Of course it wasn't Jimmy's fault. The "rising young undertaker" had paid the tramp printer, who made up the forms, five dollars to work his paid local into the funeral notice. But after that—Jimmy had to go. Public sentiment would no longer stand him as a reporter on the paper, and we gave him a good letter and sent him onward and upward. He took his dismissal decently enough. He realised that his luck was against him; he knew that we had borne with him in all patience.

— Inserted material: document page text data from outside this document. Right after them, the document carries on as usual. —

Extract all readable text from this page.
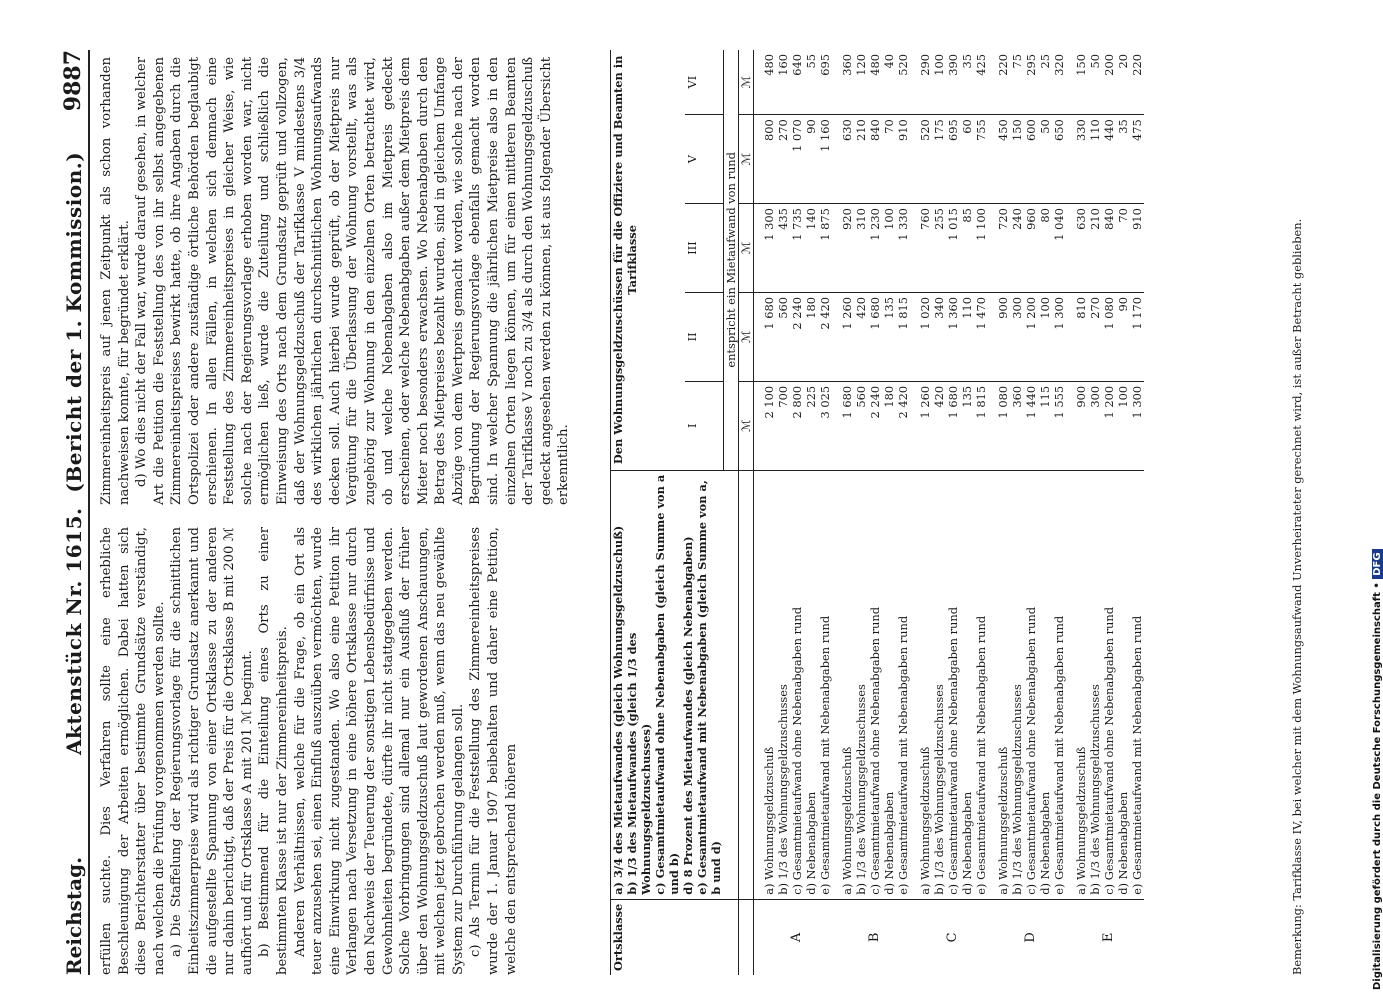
Reichstag.
Aktenstück Nr. 1615.  (Bericht der 1. Kommission.)
9887

erfüllen suchte. Dies Verfahren sollte eine erhebliche Beschleunigung der Arbeiten ermöglichen. Dabei hatten sich diese Berichterstatter über bestimmte Grundsätze verständigt, nach welchen die Prüfung vorgenommen werden sollte. a) Die Staffelung der Regierungsvorlage für die schnittlichen Einheitszimmerpreise wird als richtiger Grundsatz anerkannt und die aufgestellte Spannung von einer Ortsklasse zu der anderen nur dahin berichtigt, daß der Preis für die Ortsklasse B mit 200 ℳ aufhört und für Ortsklasse A mit 201 ℳ beginnt. b) Bestimmend für die Einteilung eines Orts zu einer bestimmten Klasse ist nur der Zimmereinheitspreis. Anderen Verhältnissen, welche für die Frage, ob ein Ort als teuer anzusehen sei, einen Einfluß auszuüben vermöchten, wurde eine Einwirkung nicht zugestanden. Wo also eine Petition ihr Verlangen nach Versetzung in eine höhere Ortsklasse nur durch den Nachweis der Teuerung der sonstigen Lebensbedürfnisse und Gewohnheiten begründete, dürfte ihr nicht stattgegeben werden. Solche Vorbringungen sind allemal nur ein Ausfluß der früher über den Wohnungsgeldzuschuß laut gewordenen Anschauungen, mit welchen jetzt gebrochen werden muß, wenn das neu gewählte System zur Durchführung gelangen soll. c) Als Termin für die Feststellung des Zimmereinheitspreises wurde der 1. Januar 1907 beibehalten und daher eine Petition, welche den entsprechend höheren

Zimmereinheitspreis auf jenen Zeitpunkt als schon vorhanden nachweisen konnte, für begründet erklärt. d) Wo dies nicht der Fall war, wurde darauf gesehen, in welcher Art die Petition die Feststellung des von ihr selbst angegebenen Zimmereinheitspreises bewirkt hatte, ob ihre Angaben durch die Ortspolizei oder andere zuständige örtliche Behörden beglaubigt erschienen. In allen Fällen, in welchen sich demnach eine Feststellung des Zimmereinheitspreises in gleicher Weise, wie solche nach der Regierungsvorlage erhoben worden war, nicht ermöglichen ließ, wurde die Zuteilung und schließlich die Einweisung des Orts nach dem Grundsatz geprüft und vollzogen, daß der Wohnungsgeldzuschuß der Tarifklasse V mindestens 3/4 des wirklichen jährlichen durchschnittlichen Wohnungsaufwands decken soll. Auch hierbei wurde geprüft, ob der Mietpreis nur Vergütung für die Überlassung der Wohnung vorstellt, was als zugehörig zur Wohnung in den einzelnen Orten betrachtet wird, ob und welche Nebenabgaben also im Mietpreis gedeckt erscheinen, oder welche Nebenabgaben außer dem Mietpreis dem Mieter noch besonders erwachsen. Wo Nebenabgaben durch den Betrag des Mietpreises bezahlt wurden, sind in gleichem Umfange Abzüge von dem Wertpreis gemacht worden, wie solche nach der Begründung der Regierungsvorlage ebenfalls gemacht worden sind. In welcher Spannung die jährlichen Mietpreise also in den einzelnen Orten liegen können, um für einen mittleren Beamten der Tarifklasse V noch zu 3/4 als durch den Wohnungsgeldzuschuß gedeckt angesehen werden zu können, ist aus folgender Übersicht erkenntlich.

Ortsklasse	a) 3/4 des Mietaufwandes (gleich Wohnungsgeldzuschuß) b) 1/3 des Mietaufwandes (gleich 1/3 des Wohnungsgeldzuschusses) c) Gesamtmietaufwand ohne Nebenabgaben (gleich Summe von a und b) d) 8 Prozent des Mietaufwandes (gleich Nebenabgaben) e) Gesamtmietaufwand mit Nebenabgaben (gleich Summe von a, b und d)	Den Wohnungsgeldzuschüssen für die Offiziere und Beamten in Tarifklasse				
		I	II	III	V	VI
		entspricht ein Mietaufwand von rund				
		ℳ	ℳ	ℳ	ℳ	ℳ
A	a) Wohnungsgeldzuschuß	2 100	1 680	1 300	800	480
	b) 1/3 des Wohnungsgeldzuschusses	700	560	435	270	160
	c) Gesamtmietaufwand ohne Nebenabgaben rund	2 800	2 240	1 735	1 070	640
	d) Nebenabgaben	225	180	140	90	55
	e) Gesamtmietaufwand mit Nebenabgaben rund	3 025	2 420	1 875	1 160	695
B	a) Wohnungsgeldzuschuß	1 680	1 260	920	630	360
	b) 1/3 des Wohnungsgeldzuschusses	560	420	310	210	120
	c) Gesamtmietaufwand ohne Nebenabgaben rund	2 240	1 680	1 230	840	480
	d) Nebenabgaben	180	135	100	70	40
	e) Gesamtmietaufwand mit Nebenabgaben rund	2 420	1 815	1 330	910	520
C	a) Wohnungsgeldzuschuß	1 260	1 020	760	520	290
	b) 1/3 des Wohnungsgeldzuschusses	420	340	255	175	100
	c) Gesamtmietaufwand ohne Nebenabgaben rund	1 680	1 360	1 015	695	390
	d) Nebenabgaben	135	110	85	60	35
	e) Gesamtmietaufwand mit Nebenabgaben rund	1 815	1 470	1 100	755	425
D	a) Wohnungsgeldzuschuß	1 080	900	720	450	220
	b) 1/3 des Wohnungsgeldzuschusses	360	300	240	150	75
	c) Gesamtmietaufwand ohne Nebenabgaben rund	1 440	1 200	960	600	295
	d) Nebenabgaben	115	100	80	50	25
	e) Gesamtmietaufwand mit Nebenabgaben rund	1 555	1 300	1 040	650	320
E	a) Wohnungsgeldzuschuß	900	810	630	330	150
	b) 1/3 des Wohnungsgeldzuschusses	300	270	210	110	50
	c) Gesamtmietaufwand ohne Nebenabgaben rund	1 200	1 080	840	440	200
	d) Nebenabgaben	100	90	70	35	20
	e) Gesamtmietaufwand mit Nebenabgaben rund	1 300	1 170	910	475	220
Bemerkung: Tarifklasse IV, bei welcher mit dem Wohnungsaufwand Unverheirateter gerechnet wird, ist außer Betracht geblieben.	Digitalisierung gefördert durch die Deutsche Forschungsgemeinschaft • DFG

The day that he left he was instructing the new man in the ways of the town. Reverend Frank Milligan came in with a church notice. Jimmy took the notice and began marking it for the printer. As the door behind him opened and closed, Jimmy, with his head still in his work, called across the room to the new man: "That was old Milligan that just went out—beware of him. He will load you up with truck about himself. He rings in his sermons; trots around with church social notices that ought to be paid for, and tries to get them in free; likes to be referred to as doctor; slips in mean items about his congregation, if you don't watch him; and insists on talking religion Saturday morning when you are too busy to spit. More than that, he has an awful breath—cut him out; he will make life a burden if you don't—and if you do he will go to the old man with it, and say you are not treating him right."